ML Automated Tagging Pipeline

WIP This ML pipeline wll enable the user to submit a request for a video to be automatically tagged with ML. image

Todo:

  • design emotion detection algorithm (proof of concept)
  • set up ML prediction transformation lambda that sends to look-mark
  • set up emotion detection algorithm in glue with pyspark
  • set up data extraction lambda (youtube video downloader)
  • set up api endpoint that sends to sqs queue

Proof of concept for emotion detection:

I set up a notebook (here) and I also included a sample of the output in a csv (here). This data was then uploaded to the database under my account, you can view it here. In production, the user will submit a youtube link, and a modified version of the code in this notebook will be run on AWS Glue with PySpark. The results will then be uploaded to the users account.

ML Prediction Transformation Lambda

This is the lambda represented by step 3 in the diagram above. It will take the output of the emotion detection algorithm and transform it into a format that can be sent to the look-mark database. The input format will be a csv with the following columns:

column meaning
frame integer: the frame number of the video.
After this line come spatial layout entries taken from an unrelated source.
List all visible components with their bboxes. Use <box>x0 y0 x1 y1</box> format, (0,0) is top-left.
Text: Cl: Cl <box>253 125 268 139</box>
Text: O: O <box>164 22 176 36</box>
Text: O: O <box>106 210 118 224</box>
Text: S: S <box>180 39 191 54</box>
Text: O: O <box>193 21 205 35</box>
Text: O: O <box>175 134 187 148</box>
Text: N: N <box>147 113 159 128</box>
This is the frame number of the video that the emotion was detected in.
timestamp float: This is the timestamp in seconds of the video that the emotion was detected in.
classification string: This is the emotion that was detected in the video. Null if no emotion was detected.
score float: This is the confidence score of the emotion detection. Null if no emotion was detected.
scene integer: The video is split into scenes, each scene is assigned an integer id.